2. Biodiversität – Lebensräume schaffen und erhalten
Nachhaltiger Weinbau bedeutet für uns auch, Lebensräume für Pflanzen und Tiere zu schaffen. Neben der Produktion hochwertiger Trauben tragen unsere Maßnahmen dazu bei, die Biodiversität im Weinberg und in der Kulturlandschaft zu fördern.
- Anlage von Blühflächen und Heckenstreifen, die Insekten und Vögeln Nahrung und Schutz bieten.
- Pflege von Feuchtbiotopen und natürlichen Strukturen, die seltenen Arten Lebensraum geben.
- Förderung von Artenvielfalt durch reduzierte Pestizidanwendung und gezielte Habitatgestaltung.
Diese naturnahen Elemente verbinden unsere Weinberge mit der umgebenden Landschaft und stärken zugleich das ökologische Gleichgewicht.
3. Gesellschaftliche Verantwortung – Fairness und Gemeinschaft
Nachhaltigkeit geht über den Weinberg hinaus. Für uns bedeutet sie auch, faire Arbeitsbedingungen, langfristige Perspektiven für Mitarbeitende und ein verantwortungsvolles soziales Engagement zu schaffen. Wir setzen auf:
- Faire Löhne und Arbeitszeiten für alle Mitarbeitenden, inklusive Saisonarbeit.
- Weiterbildung und Entwicklungsmöglichkeiten, um Fachwissen und Motivation zu fördern.
- Sichere und wertschätzende Arbeitsplätze, die Respekt und Gesundheit in den Mittelpunkt stellen.
- Engagement in der Region, etwa durch Kooperationen, kulturelle Projekte oder Bildungsangebote.
So tragen wir dazu bei, dass unser Weinbau nicht nur ökologisch, sondern auch sozial nachhaltig gestaltet wird.

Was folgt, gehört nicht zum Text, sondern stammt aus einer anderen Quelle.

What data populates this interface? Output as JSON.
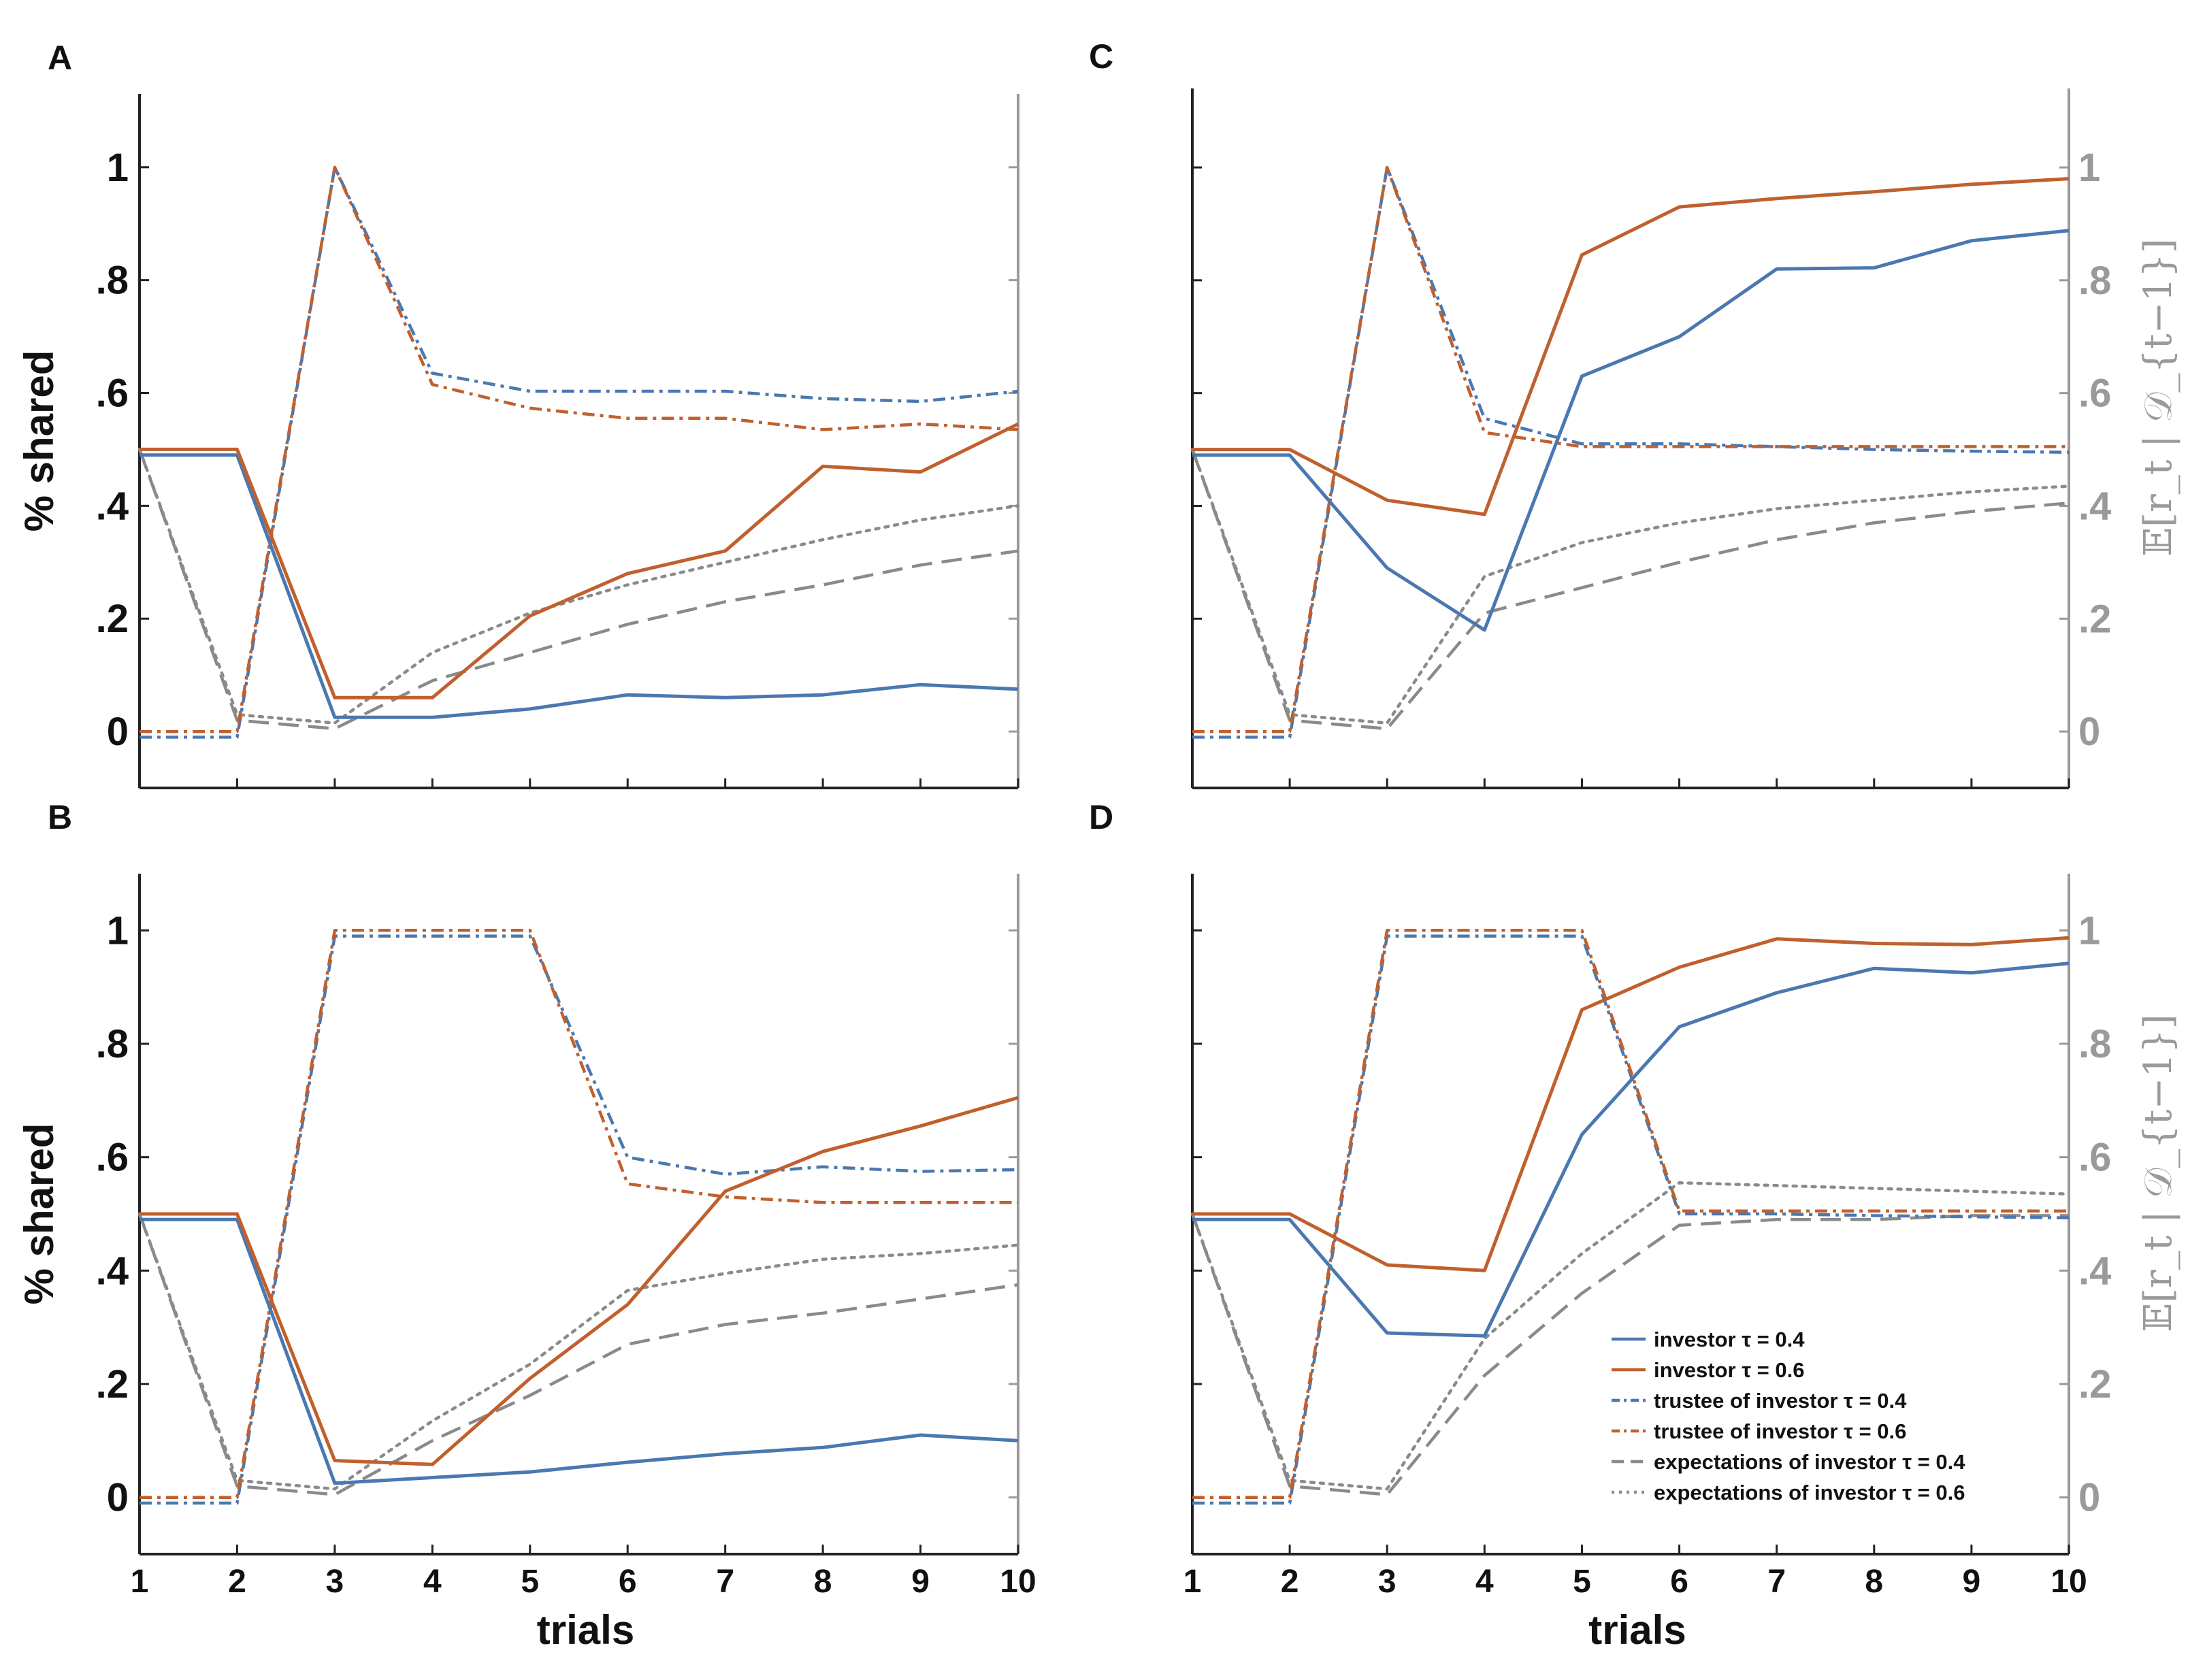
{
  "colors": {
    "investor_04": "#4a78b0",
    "investor_06": "#c0602e",
    "expectations": "#8a8a8a",
    "axis_left": "#111111",
    "axis_right": "#9a9a9a"
  },
  "legend": [
    {
      "label": "investor τ = 0.4",
      "color": "#4a78b0",
      "style": "solid"
    },
    {
      "label": "investor τ = 0.6",
      "color": "#c0602e",
      "style": "solid"
    },
    {
      "label": "trustee of investor τ = 0.4",
      "color": "#4a78b0",
      "style": "dashdot"
    },
    {
      "label": "trustee of investor τ = 0.6",
      "color": "#c0602e",
      "style": "dashdot"
    },
    {
      "label": "expectations of investor τ = 0.4",
      "color": "#8a8a8a",
      "style": "dashed"
    },
    {
      "label": "expectations of investor τ = 0.6",
      "color": "#8a8a8a",
      "style": "dotted"
    }
  ],
  "chart_data": [
    {
      "panel": "A",
      "type": "line",
      "x": [
        1,
        2,
        3,
        4,
        5,
        6,
        7,
        8,
        9,
        10
      ],
      "xlim": [
        1,
        10
      ],
      "ylim": [
        -0.1,
        1.13
      ],
      "xlabel": "",
      "ylabel": "% shared",
      "right_axis": false,
      "yticks": [
        "0",
        ".2",
        ".4",
        ".6",
        ".8",
        "1"
      ],
      "xticks": [],
      "series": [
        {
          "name": "investor τ = 0.4",
          "style": "solid",
          "color": "#4a78b0",
          "values": [
            0.49,
            0.49,
            0.025,
            0.025,
            0.04,
            0.065,
            0.06,
            0.065,
            0.083,
            0.075
          ]
        },
        {
          "name": "investor τ = 0.6",
          "style": "solid",
          "color": "#c0602e",
          "values": [
            0.5,
            0.5,
            0.06,
            0.06,
            0.205,
            0.28,
            0.32,
            0.47,
            0.46,
            0.545
          ]
        },
        {
          "name": "trustee of investor τ = 0.4",
          "style": "dashdot",
          "color": "#4a78b0",
          "values": [
            -0.01,
            -0.01,
            1.0,
            0.635,
            0.603,
            0.603,
            0.603,
            0.59,
            0.585,
            0.603
          ]
        },
        {
          "name": "trustee of investor τ = 0.6",
          "style": "dashdot",
          "color": "#c0602e",
          "values": [
            0.0,
            0.0,
            1.0,
            0.615,
            0.573,
            0.555,
            0.555,
            0.535,
            0.545,
            0.535
          ]
        },
        {
          "name": "expectations of investor τ = 0.4",
          "style": "dashed",
          "color": "#8a8a8a",
          "values": [
            0.5,
            0.02,
            0.005,
            0.09,
            0.14,
            0.19,
            0.23,
            0.26,
            0.295,
            0.32
          ]
        },
        {
          "name": "expectations of investor τ = 0.6",
          "style": "dotted",
          "color": "#8a8a8a",
          "values": [
            0.5,
            0.03,
            0.015,
            0.14,
            0.21,
            0.26,
            0.3,
            0.34,
            0.375,
            0.4
          ]
        }
      ]
    },
    {
      "panel": "B",
      "type": "line",
      "x": [
        1,
        2,
        3,
        4,
        5,
        6,
        7,
        8,
        9,
        10
      ],
      "xlim": [
        1,
        10
      ],
      "ylim": [
        -0.1,
        1.1
      ],
      "xlabel": "trials",
      "ylabel": "% shared",
      "right_axis": false,
      "yticks": [
        "0",
        ".2",
        ".4",
        ".6",
        ".8",
        "1"
      ],
      "xticks": [
        "1",
        "2",
        "3",
        "4",
        "5",
        "6",
        "7",
        "8",
        "9",
        "10"
      ],
      "series": [
        {
          "name": "investor τ = 0.4",
          "style": "solid",
          "color": "#4a78b0",
          "values": [
            0.49,
            0.49,
            0.025,
            0.035,
            0.045,
            0.062,
            0.077,
            0.088,
            0.11,
            0.1
          ]
        },
        {
          "name": "investor τ = 0.6",
          "style": "solid",
          "color": "#c0602e",
          "values": [
            0.5,
            0.5,
            0.065,
            0.058,
            0.21,
            0.34,
            0.54,
            0.61,
            0.655,
            0.705
          ]
        },
        {
          "name": "trustee of investor τ = 0.4",
          "style": "dashdot",
          "color": "#4a78b0",
          "values": [
            -0.01,
            -0.01,
            0.99,
            0.99,
            0.99,
            0.6,
            0.57,
            0.583,
            0.575,
            0.578
          ]
        },
        {
          "name": "trustee of investor τ = 0.6",
          "style": "dashdot",
          "color": "#c0602e",
          "values": [
            0.0,
            0.0,
            1.0,
            1.0,
            1.0,
            0.553,
            0.53,
            0.52,
            0.52,
            0.52
          ]
        },
        {
          "name": "expectations of investor τ = 0.4",
          "style": "dashed",
          "color": "#8a8a8a",
          "values": [
            0.5,
            0.02,
            0.005,
            0.1,
            0.18,
            0.27,
            0.305,
            0.325,
            0.35,
            0.375
          ]
        },
        {
          "name": "expectations of investor τ = 0.6",
          "style": "dotted",
          "color": "#8a8a8a",
          "values": [
            0.5,
            0.03,
            0.015,
            0.135,
            0.235,
            0.365,
            0.395,
            0.42,
            0.43,
            0.445
          ]
        }
      ]
    },
    {
      "panel": "C",
      "type": "line",
      "x": [
        1,
        2,
        3,
        4,
        5,
        6,
        7,
        8,
        9,
        10
      ],
      "xlim": [
        1,
        10
      ],
      "ylim": [
        -0.1,
        1.14
      ],
      "xlabel": "",
      "ylabel": "",
      "right_axis": true,
      "right_label": "𝔼[r_t | 𝒟_{t−1}]",
      "yticks": [
        "0",
        ".2",
        ".4",
        ".6",
        ".8",
        "1"
      ],
      "xticks": [],
      "series": [
        {
          "name": "investor τ = 0.4",
          "style": "solid",
          "color": "#4a78b0",
          "values": [
            0.49,
            0.49,
            0.29,
            0.18,
            0.63,
            0.7,
            0.82,
            0.822,
            0.87,
            0.888
          ]
        },
        {
          "name": "investor τ = 0.6",
          "style": "solid",
          "color": "#c0602e",
          "values": [
            0.5,
            0.5,
            0.41,
            0.385,
            0.845,
            0.93,
            0.945,
            0.957,
            0.97,
            0.98
          ]
        },
        {
          "name": "trustee of investor τ = 0.4",
          "style": "dashdot",
          "color": "#4a78b0",
          "values": [
            -0.01,
            -0.01,
            1.0,
            0.555,
            0.51,
            0.51,
            0.505,
            0.5,
            0.497,
            0.495
          ]
        },
        {
          "name": "trustee of investor τ = 0.6",
          "style": "dashdot",
          "color": "#c0602e",
          "values": [
            0.0,
            0.0,
            1.0,
            0.53,
            0.505,
            0.505,
            0.505,
            0.505,
            0.505,
            0.505
          ]
        },
        {
          "name": "expectations of investor τ = 0.4",
          "style": "dashed",
          "color": "#8a8a8a",
          "values": [
            0.5,
            0.02,
            0.005,
            0.21,
            0.255,
            0.3,
            0.34,
            0.37,
            0.39,
            0.405
          ]
        },
        {
          "name": "expectations of investor τ = 0.6",
          "style": "dotted",
          "color": "#8a8a8a",
          "values": [
            0.5,
            0.03,
            0.015,
            0.275,
            0.335,
            0.37,
            0.395,
            0.41,
            0.425,
            0.435
          ]
        }
      ]
    },
    {
      "panel": "D",
      "type": "line",
      "x": [
        1,
        2,
        3,
        4,
        5,
        6,
        7,
        8,
        9,
        10
      ],
      "xlim": [
        1,
        10
      ],
      "ylim": [
        -0.1,
        1.1
      ],
      "xlabel": "trials",
      "ylabel": "",
      "right_axis": true,
      "right_label": "𝔼[r_t | 𝒟_{t−1}]",
      "yticks": [
        "0",
        ".2",
        ".4",
        ".6",
        ".8",
        "1"
      ],
      "xticks": [
        "1",
        "2",
        "3",
        "4",
        "5",
        "6",
        "7",
        "8",
        "9",
        "10"
      ],
      "series": [
        {
          "name": "investor τ = 0.4",
          "style": "solid",
          "color": "#4a78b0",
          "values": [
            0.49,
            0.49,
            0.29,
            0.285,
            0.64,
            0.83,
            0.89,
            0.933,
            0.925,
            0.942
          ]
        },
        {
          "name": "investor τ = 0.6",
          "style": "solid",
          "color": "#c0602e",
          "values": [
            0.5,
            0.5,
            0.41,
            0.4,
            0.86,
            0.935,
            0.985,
            0.977,
            0.975,
            0.987
          ]
        },
        {
          "name": "trustee of investor τ = 0.4",
          "style": "dashdot",
          "color": "#4a78b0",
          "values": [
            -0.01,
            -0.01,
            0.99,
            0.99,
            0.99,
            0.5,
            0.5,
            0.497,
            0.495,
            0.493
          ]
        },
        {
          "name": "trustee of investor τ = 0.6",
          "style": "dashdot",
          "color": "#c0602e",
          "values": [
            0.0,
            0.0,
            1.0,
            1.0,
            1.0,
            0.505,
            0.505,
            0.505,
            0.505,
            0.505
          ]
        },
        {
          "name": "expectations of investor τ = 0.4",
          "style": "dashed",
          "color": "#8a8a8a",
          "values": [
            0.5,
            0.02,
            0.005,
            0.215,
            0.36,
            0.48,
            0.49,
            0.49,
            0.497,
            0.497
          ]
        },
        {
          "name": "expectations of investor τ = 0.6",
          "style": "dotted",
          "color": "#8a8a8a",
          "values": [
            0.5,
            0.03,
            0.015,
            0.28,
            0.43,
            0.555,
            0.55,
            0.545,
            0.54,
            0.535
          ]
        }
      ]
    }
  ]
}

4. Wirtschaftliche Nachhaltigkeit – Zukunftsfähige Betriebsführung
Unsere Nachhaltigkeitsarbeit wäre nicht ganz ohne eine solide wirtschaftliche Basis denkbar. Nachhaltige Betriebsführung bedeutet für uns:
- Effiziente Ressourcennutzung, um Kosten zu senken und Umweltbelastungen zu reduzieren.
- Innovative Technologien und Analyseverfahren, z. B. zur Erstellung von Ökobilanzen oder zur Messung des Carbon Footprint unserer Produktion.
- Transparente Prozesse, die Vertrauen bei Handelspartnern und Konsumenten stärken.
- Langfristige Planung, um das Weingut Reverchon auch für kommende Generationen zu sichern.
Durch diese wirtschaftliche Ausrichtung leisten wir nicht nur einen Beitrag zur Nachhaltigkeit, sondern sorgen auch für dauerhafte Wettbewerbsfähigkeit und Qualitätsentwicklung.